Ironically, the mikvah—commonly associated with body shame—is also now being reimagined as a way to promote body acceptance. In March 2013, the Adas Israel Congregation in Washington, D.C., launched the Bodies of Water program for preteen girls. The workshop includes segments on mindfulness and yoga and an introduction to the bath.
“When I was a teenager, I had my own struggles with body image and eating disorders, and when I look back on that time of my life, I realize how much mikvah would have meant to me,” Malka says. “Mikvah helps me reinforce the idea of my body as holy—not perfect or pure, but connected to Creation, the water cycles and forces much bigger than I am.”
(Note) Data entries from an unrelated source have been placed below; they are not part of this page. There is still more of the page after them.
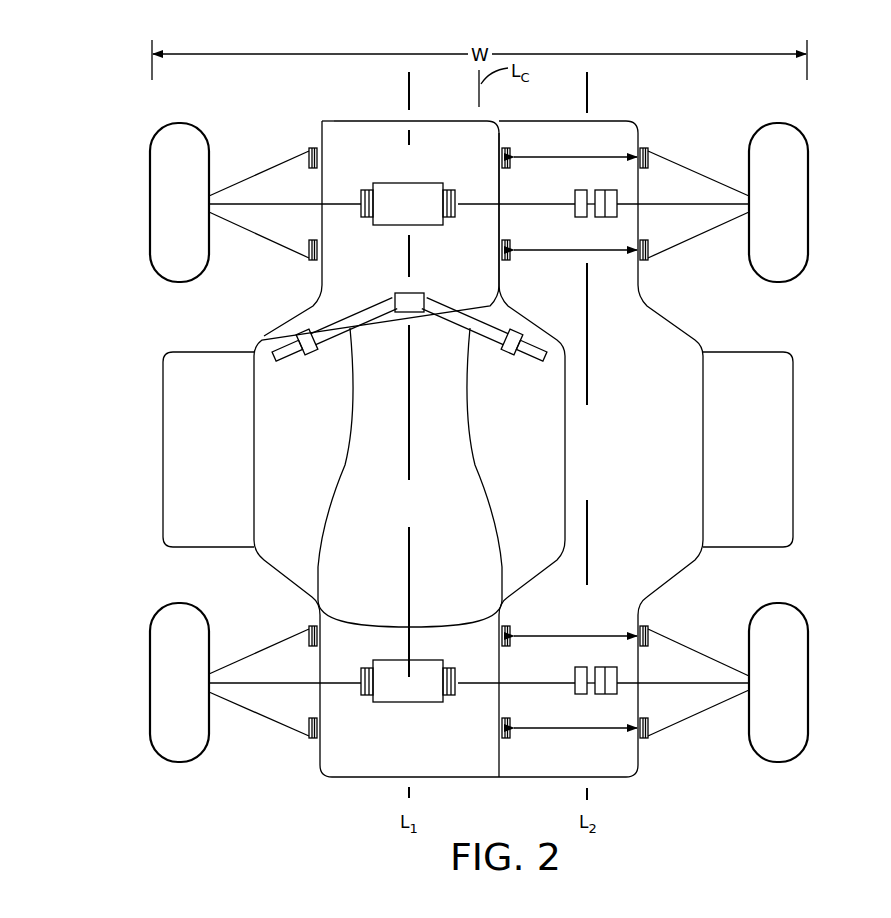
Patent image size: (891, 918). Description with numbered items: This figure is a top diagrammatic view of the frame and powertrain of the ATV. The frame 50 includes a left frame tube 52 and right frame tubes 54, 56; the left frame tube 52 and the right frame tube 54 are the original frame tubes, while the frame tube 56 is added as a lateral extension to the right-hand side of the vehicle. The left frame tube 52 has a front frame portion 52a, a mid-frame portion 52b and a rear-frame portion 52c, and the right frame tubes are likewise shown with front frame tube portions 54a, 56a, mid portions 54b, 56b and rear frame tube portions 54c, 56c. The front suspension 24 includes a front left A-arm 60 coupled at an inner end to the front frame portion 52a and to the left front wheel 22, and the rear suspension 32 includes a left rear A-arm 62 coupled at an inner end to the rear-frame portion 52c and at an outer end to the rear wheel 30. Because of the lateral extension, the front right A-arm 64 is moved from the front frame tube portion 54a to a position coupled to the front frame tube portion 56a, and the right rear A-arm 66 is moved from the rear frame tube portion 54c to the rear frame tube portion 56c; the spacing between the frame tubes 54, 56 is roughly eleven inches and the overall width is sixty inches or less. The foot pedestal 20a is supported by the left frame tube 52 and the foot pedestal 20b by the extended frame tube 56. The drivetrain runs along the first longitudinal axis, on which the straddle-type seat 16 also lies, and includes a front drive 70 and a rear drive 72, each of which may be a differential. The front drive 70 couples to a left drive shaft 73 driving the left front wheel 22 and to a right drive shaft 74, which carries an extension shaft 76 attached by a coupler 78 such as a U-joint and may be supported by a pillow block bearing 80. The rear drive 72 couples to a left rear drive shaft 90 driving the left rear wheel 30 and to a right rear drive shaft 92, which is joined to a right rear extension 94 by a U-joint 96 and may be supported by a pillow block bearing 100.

The straddle-type seat 16 is at (400, 519).
The foot pedestal 20a is at (182, 382).
The foot pedestal 20b is at (795, 493).
The front wheels 22 is at (132, 195).
The front suspension 24 is at (479, 163).
The rear wheels 30 is at (133, 699).
The rear suspension 32 is at (479, 698).
The frame 50 is at (481, 435).
The left frame tube 52 is at (342, 435).
The front frame portion 52a is at (321, 131).
The mid-frame portion 52b is at (254, 478).
The rear-frame portion 52c is at (316, 655).
The right frame tube 54 is at (570, 451).
The front frame tube portion 54a is at (503, 148).
The mid-frame portion of right frame tube 54b is at (570, 489).
The rear frame tube portion 54c is at (503, 746).
The frame tube 56 is at (638, 449).
The front frame tube portion 56a is at (639, 197).
The mid portion of extension frame tube 56b is at (706, 422).
The rear frame tube portion 56c is at (640, 746).
The front left A-arm 60 is at (243, 176).
The left rear A-arm 62 is at (238, 701).
The front right A-arm 64 is at (717, 160).
The right rear A-arm 66 is at (682, 635).
The front drive 70 is at (415, 178).
The rear drive 72 is at (394, 704).
The left drive shaft 73 is at (342, 195).
The right drive shaft 74 is at (468, 190).
The extension shaft 76 is at (677, 212).
The coupler 78 is at (613, 178).
The pillow block bearing 80 is at (584, 177).
The left rear drive shaft 90 is at (273, 691).
The right rear drive shaft 92 is at (479, 687).
The right rear extension 94 is at (683, 691).
The U-joint 96 is at (603, 658).
The pillow block bearing 100 is at (586, 701).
Because immersing is so intrinsically tied to having sex, introducing girls to the mikvah is controversial in traditional Jewish circles—as are other non-conventional uses. “They’re trends,” says Slonim. “I’m not averse to it, but I don’t see it as something that these women are going to impart to their daughters, granddaughters and great-granddaughters. In order for that to happen, [the ritual] has to be rooted in divine imperative.”
Despite the mikvah’s decade-long reframing, the essence of patriarchal control persists. My teacher friend Manor-Selbo says she has no intention of immersing on a monthly basis because she doesn’t want to perpetuate the idea that women’s bodies are unclean. “I understand the positive spin about it, but it doesn’t mean that other people understand it.”
Medine, who does post-menstrual immersions, has a different take.
“It’s not something I do for anybody but myself,” she says. “It gives me a sense of freshness, of new beginning. It’s a monthly reminder and confirmation of my faith, and a really good reality check.”
I get where she’s coming from. Busyness is my drug of choice. I obsessively plan and overschedule to avoid what I’m really feeling. I had let the anxiety of wedding planning distract me from acknowledging that while many aspects of my life would remain the same after my walk down the aisle, one major thing would change—I’d be someone’s wife. It would be an exciting new beginning, but it would also be scary and a lot of hard work. I could have gone to a spa or done yoga to relieve my premarital angst, but the structure and symbolism of the mikvah provided a better opportunity to stop and reflect on this weighty transition.
Did I experience spiritual enlightenment and an insta-connection to a higher power upon each dunk into the mystical waters of Lake Scugog? Not even close. But as I emerged from the change room, I did feel more at peace with my decision to walk down the aisle.
“You must be getting excited for your wedding,” Sheila says as we make our way out of the school basement and back into the summer sun. “I think I am,” I respond, catching a whiff of chlorine lingering on my skin.